Reichtumsstudie: Vermögen in weiter Ferne

Juli 2020 | stern | Geld

Reichtumsstudie: Vermögen in weiter Ferne

Die Chancen, hierzulande reich zu werden, schwinden – zumindest in der Wahrnehmung der Deutschen, wie eine aktuelle Studie offenbart.
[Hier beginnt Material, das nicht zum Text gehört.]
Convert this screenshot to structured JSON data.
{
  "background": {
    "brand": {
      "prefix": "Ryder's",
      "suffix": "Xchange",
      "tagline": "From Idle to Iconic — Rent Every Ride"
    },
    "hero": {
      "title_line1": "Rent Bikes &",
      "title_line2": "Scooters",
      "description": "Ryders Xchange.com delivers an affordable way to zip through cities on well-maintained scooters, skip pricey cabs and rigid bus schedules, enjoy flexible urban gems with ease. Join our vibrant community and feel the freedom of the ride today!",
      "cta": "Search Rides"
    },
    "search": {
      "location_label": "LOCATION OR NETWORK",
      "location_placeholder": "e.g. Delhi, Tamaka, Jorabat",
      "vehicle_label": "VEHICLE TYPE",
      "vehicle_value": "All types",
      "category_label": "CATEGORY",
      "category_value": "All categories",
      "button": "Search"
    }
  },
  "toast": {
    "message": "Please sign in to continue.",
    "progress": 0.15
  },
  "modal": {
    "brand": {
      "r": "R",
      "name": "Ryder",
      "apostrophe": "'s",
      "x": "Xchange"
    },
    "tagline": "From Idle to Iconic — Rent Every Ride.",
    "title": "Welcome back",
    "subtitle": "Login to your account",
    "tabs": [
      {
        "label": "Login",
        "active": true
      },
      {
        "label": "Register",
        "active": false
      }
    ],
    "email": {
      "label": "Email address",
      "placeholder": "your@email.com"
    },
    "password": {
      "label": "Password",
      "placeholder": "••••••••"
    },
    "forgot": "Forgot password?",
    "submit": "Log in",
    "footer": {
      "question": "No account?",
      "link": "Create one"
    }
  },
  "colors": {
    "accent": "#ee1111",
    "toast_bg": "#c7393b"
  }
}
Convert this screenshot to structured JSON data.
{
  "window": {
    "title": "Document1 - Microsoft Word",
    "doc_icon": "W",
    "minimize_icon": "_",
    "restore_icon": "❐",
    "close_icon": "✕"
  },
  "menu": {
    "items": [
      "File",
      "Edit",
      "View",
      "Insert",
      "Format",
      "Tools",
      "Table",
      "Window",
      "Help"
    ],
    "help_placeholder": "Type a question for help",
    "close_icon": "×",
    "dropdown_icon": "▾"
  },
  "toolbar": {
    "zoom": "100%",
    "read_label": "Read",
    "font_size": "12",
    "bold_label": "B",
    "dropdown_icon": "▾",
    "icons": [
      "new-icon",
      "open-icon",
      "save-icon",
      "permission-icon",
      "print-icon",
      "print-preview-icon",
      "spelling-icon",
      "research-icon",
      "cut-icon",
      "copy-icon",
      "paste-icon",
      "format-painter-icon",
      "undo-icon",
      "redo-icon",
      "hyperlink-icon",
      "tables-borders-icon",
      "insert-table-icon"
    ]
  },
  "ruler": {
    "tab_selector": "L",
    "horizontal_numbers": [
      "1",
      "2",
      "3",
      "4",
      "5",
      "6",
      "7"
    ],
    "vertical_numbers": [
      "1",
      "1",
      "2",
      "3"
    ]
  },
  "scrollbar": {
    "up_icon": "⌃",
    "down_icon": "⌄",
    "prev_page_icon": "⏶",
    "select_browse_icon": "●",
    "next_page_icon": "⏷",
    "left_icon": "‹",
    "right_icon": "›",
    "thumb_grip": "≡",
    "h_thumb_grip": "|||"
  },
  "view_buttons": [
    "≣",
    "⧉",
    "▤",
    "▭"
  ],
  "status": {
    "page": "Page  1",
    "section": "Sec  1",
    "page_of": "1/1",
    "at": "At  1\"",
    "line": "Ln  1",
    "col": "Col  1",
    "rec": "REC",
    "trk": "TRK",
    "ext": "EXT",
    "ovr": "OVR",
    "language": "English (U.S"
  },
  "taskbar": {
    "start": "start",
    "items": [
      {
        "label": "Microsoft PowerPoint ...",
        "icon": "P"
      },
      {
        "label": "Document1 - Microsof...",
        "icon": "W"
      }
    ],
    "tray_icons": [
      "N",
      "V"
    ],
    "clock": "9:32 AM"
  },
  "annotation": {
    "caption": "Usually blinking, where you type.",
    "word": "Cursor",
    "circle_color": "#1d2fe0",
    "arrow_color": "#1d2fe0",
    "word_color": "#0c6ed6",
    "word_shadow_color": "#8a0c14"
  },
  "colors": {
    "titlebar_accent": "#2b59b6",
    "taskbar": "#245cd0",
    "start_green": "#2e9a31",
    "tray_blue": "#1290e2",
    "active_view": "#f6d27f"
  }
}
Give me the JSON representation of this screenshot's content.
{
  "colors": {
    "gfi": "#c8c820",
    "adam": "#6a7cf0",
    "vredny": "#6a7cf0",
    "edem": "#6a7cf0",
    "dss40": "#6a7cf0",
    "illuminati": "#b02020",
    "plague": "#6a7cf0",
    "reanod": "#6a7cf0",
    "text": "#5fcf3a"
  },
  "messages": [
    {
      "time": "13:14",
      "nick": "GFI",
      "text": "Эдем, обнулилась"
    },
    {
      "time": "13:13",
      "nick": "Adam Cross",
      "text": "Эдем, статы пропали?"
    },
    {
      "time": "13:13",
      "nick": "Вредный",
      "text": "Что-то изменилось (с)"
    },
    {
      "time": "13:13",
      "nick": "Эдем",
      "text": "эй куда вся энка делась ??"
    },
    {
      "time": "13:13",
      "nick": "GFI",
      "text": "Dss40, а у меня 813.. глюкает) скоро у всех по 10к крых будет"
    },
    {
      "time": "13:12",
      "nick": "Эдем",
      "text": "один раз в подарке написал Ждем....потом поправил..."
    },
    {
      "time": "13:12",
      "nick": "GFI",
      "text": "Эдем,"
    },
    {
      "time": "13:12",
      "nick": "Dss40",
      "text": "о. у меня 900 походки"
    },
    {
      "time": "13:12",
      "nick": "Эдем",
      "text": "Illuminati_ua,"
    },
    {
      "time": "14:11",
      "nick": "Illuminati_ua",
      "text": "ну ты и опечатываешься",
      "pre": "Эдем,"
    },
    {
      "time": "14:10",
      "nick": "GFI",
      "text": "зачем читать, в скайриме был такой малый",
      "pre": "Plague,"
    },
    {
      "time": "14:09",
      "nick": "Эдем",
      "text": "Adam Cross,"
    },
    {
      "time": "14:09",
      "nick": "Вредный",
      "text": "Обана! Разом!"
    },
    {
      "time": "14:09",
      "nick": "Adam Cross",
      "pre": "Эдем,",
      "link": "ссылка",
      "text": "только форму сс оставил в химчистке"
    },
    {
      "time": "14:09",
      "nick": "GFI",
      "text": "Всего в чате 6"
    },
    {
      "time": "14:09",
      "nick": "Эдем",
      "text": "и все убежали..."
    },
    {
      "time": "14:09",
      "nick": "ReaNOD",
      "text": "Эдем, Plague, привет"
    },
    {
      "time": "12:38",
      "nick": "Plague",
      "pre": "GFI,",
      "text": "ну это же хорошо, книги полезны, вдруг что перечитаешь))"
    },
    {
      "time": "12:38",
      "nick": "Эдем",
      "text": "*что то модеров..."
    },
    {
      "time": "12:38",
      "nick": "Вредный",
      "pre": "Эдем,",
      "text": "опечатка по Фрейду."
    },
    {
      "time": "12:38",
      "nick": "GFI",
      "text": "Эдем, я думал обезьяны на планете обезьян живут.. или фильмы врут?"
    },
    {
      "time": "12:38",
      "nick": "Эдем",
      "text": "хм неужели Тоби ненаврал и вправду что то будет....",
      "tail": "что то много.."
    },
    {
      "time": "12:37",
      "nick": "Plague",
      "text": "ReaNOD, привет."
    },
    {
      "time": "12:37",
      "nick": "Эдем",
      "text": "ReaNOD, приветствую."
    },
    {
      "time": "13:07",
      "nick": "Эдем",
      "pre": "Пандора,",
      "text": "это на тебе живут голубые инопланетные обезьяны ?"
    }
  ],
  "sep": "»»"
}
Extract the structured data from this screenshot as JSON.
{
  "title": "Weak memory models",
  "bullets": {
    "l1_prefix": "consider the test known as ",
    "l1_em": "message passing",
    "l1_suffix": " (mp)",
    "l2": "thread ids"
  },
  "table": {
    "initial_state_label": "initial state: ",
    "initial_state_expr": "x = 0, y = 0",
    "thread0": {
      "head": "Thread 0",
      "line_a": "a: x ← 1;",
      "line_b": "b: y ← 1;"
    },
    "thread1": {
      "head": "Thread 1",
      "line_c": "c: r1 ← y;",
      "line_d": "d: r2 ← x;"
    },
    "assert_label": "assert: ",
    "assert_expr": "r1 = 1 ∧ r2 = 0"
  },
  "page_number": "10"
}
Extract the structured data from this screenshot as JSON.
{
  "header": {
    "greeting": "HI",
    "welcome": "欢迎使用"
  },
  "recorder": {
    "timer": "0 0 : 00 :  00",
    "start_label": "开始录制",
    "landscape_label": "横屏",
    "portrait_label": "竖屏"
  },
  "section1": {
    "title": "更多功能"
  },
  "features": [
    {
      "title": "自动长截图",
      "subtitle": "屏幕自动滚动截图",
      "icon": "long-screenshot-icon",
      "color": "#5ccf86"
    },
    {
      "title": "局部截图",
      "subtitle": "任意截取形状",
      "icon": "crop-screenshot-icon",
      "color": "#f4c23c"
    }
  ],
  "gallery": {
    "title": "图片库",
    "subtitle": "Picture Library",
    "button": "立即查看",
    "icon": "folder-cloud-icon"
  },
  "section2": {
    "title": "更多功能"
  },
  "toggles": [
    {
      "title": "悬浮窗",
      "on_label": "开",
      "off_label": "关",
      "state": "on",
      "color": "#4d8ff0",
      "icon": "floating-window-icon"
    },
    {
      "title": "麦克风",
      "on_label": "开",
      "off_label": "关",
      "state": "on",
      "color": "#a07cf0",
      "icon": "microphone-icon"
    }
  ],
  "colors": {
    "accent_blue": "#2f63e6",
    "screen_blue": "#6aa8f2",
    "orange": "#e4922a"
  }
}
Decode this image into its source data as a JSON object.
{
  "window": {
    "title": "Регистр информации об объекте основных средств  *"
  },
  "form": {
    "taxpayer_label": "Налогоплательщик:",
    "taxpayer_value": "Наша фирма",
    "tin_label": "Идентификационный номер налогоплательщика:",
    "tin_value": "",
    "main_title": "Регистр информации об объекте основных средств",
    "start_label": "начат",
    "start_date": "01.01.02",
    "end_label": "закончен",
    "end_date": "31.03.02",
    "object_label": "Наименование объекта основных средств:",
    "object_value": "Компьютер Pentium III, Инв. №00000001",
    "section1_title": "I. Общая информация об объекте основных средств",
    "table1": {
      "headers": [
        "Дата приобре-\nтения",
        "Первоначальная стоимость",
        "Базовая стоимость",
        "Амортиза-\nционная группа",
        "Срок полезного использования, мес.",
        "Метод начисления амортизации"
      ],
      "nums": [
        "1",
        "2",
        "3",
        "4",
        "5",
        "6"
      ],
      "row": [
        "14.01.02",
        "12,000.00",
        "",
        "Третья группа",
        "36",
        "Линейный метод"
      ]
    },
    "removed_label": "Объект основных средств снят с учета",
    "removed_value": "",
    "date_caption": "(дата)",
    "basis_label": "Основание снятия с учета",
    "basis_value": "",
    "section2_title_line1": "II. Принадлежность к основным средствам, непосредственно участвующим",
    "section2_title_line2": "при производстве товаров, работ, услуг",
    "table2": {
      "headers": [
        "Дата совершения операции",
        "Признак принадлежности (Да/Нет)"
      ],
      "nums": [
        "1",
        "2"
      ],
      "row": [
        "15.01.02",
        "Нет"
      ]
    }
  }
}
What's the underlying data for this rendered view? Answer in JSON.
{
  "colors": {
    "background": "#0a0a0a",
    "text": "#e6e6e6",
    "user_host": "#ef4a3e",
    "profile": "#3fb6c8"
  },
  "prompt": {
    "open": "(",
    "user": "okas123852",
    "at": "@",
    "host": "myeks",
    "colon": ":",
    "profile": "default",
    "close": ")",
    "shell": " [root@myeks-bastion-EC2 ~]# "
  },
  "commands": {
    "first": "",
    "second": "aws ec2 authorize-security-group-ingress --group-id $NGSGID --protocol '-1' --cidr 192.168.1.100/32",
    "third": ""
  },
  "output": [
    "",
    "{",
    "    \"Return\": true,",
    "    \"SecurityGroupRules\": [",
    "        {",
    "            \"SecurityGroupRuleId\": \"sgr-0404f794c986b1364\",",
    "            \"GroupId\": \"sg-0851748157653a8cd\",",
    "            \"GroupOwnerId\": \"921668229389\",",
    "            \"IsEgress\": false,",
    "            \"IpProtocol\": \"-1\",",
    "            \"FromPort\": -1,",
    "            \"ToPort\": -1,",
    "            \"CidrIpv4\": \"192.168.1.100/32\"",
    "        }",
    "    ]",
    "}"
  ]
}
Illustration: Oliver Navarro Schrøder
Johanna Schwabe / Redaktion

Wollen die Deutschen nicht mehr reich werden oder können sie es nicht? Glaubt man den Zahlen der aktuellen Reichtumsstudie der RWB Group, trifft beides zu. Laut der repräsentativen Umfrage, die jährlich vom Marktforschungsinstitut GfK durchgeführt wird, finden es nur noch 53,2 Prozent der Befragten überhaupt erstrebenswert, reich zu werden. 2017 waren es immerhin 70 Prozent. Allerdings ist auch der Anteil derjenigen, die ihre persönlichen Chancen auf ein hohes Vermögen als sehr beziehungsweise eher hoch einschätzen, mit nur noch 7,9 Prozent auf dem niedrigsten Stand seit Beginn der Erhebung. Bei der RWB Group glaubt man, die Corona-Pandemie könnte hier als Katalysator gewirkt haben. Mit 45,2 Prozent gibt fast die Hälfte der Deutschen an, die Möglichkeiten für den Vermögensaufbau hätten sich durch die Krise verschlechtert.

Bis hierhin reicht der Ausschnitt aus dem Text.